An interview with Minneapolis-based photographer Wing Young Huie, who will be in Jamestown, NY on Feb. 23 at 7 p.m. to present “American Landscape: How Photographs Inform Us” in the Scharmann Theatre on Jamestown Community College’s Jamestown Campus.
Huie is a photo journalist who has created numerous photographic projects documenting the socioeconomic and cultural realities of American society.
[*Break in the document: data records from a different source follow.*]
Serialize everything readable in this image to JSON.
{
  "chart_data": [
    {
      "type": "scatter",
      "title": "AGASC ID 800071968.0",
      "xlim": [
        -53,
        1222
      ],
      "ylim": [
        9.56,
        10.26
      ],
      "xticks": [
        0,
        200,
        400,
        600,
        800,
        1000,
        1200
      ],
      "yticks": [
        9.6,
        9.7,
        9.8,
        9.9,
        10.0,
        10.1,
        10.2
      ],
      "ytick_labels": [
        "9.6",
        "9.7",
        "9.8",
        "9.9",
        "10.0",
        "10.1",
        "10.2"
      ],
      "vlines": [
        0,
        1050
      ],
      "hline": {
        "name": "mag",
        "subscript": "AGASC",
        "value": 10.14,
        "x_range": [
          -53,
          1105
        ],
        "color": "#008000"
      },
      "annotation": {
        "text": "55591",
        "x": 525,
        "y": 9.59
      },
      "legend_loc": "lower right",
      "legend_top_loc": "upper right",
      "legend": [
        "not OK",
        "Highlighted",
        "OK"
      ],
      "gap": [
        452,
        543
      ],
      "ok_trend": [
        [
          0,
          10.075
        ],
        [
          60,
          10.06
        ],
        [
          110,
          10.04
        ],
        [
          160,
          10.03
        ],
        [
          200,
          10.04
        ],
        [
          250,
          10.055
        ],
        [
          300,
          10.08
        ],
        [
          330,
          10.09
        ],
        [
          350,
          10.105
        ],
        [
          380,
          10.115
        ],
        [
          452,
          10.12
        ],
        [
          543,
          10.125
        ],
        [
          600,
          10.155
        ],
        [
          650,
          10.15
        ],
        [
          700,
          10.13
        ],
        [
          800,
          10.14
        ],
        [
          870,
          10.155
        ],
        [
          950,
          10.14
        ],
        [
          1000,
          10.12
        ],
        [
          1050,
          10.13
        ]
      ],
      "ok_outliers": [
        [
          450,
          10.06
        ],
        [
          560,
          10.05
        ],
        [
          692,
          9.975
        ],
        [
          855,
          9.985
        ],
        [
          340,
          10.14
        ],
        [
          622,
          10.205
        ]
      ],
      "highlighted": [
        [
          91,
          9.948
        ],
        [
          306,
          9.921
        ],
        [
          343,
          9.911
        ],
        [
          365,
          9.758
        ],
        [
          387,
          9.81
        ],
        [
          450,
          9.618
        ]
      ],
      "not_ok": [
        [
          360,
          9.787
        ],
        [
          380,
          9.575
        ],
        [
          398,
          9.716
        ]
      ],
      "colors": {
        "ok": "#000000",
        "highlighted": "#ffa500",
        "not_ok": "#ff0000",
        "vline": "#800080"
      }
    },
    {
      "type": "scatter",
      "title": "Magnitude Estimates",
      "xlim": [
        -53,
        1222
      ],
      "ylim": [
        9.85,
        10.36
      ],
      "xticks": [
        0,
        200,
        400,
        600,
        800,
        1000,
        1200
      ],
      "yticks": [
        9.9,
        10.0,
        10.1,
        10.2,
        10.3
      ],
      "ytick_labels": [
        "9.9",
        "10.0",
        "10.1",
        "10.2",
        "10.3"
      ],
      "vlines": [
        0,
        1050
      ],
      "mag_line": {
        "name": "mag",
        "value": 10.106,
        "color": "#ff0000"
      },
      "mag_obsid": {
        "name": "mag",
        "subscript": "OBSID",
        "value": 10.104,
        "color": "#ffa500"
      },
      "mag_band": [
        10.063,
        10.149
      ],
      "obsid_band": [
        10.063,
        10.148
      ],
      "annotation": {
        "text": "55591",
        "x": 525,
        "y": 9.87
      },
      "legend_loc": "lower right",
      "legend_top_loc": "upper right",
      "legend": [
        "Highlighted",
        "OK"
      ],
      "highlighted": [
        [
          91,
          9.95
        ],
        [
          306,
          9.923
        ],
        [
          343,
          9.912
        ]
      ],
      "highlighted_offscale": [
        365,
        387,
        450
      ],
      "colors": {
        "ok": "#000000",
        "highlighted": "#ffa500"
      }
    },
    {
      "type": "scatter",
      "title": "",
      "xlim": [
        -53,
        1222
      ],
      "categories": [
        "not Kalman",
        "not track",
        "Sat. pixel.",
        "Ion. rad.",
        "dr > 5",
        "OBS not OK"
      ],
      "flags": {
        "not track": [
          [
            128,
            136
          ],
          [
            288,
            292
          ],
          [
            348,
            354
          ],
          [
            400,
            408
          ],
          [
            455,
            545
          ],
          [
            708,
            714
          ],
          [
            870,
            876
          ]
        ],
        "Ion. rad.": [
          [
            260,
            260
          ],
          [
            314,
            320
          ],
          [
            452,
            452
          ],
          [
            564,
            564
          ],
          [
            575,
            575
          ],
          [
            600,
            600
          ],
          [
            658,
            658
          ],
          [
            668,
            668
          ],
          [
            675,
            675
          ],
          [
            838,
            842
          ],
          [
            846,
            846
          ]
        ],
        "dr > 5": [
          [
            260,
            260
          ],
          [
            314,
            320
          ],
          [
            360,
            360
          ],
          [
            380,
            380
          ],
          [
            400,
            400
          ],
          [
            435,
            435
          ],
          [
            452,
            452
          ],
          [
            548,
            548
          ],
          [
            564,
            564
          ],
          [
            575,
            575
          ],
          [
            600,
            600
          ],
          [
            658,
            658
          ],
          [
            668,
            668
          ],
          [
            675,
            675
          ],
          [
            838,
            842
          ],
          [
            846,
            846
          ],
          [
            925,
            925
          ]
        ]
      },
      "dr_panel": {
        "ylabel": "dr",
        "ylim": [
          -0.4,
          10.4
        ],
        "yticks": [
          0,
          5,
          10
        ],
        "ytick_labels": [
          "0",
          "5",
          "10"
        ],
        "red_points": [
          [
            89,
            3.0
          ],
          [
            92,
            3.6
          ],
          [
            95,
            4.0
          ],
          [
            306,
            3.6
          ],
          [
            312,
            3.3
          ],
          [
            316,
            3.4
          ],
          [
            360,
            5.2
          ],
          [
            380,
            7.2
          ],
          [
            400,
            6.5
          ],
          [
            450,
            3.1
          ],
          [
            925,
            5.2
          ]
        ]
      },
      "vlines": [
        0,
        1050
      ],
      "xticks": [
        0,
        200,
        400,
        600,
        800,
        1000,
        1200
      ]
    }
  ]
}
His most well-known works – Frogtown (1995), Lake Street USA (2000), and The University Avenue Project (2010) – transformed the Twin Cities’ urban areas into public photo galleries, reflecting the everyday lives of thousands of its citizens in the midst of some of the most diverse concentrations of international immigrants in the country.
Huie’s projects have been published in five books, including Looking for Asian America and Lake Street USA, both of which are available at JCC’s Hultquist Library.
According to Huie, his projects create societal mirrors of who we are, seeking to reveal not only what is hidden, but also what is plainly visible and seldom noticed.
As an Asian American, Huie is particularly conscious of the ways that stereotypes shape our understanding of people who look differently than we do, and more generally, how little we can know about another person from the way they look. Huie designed a Chalk Talk workshop in which participants conduct short interviews designed to bridge the distance between one another and where insights are shared through photographs.
The program, free and open to the public, is sponsored by the Katharine Jackson Carnahan Endowment for the Arts and JCC’s college program committee.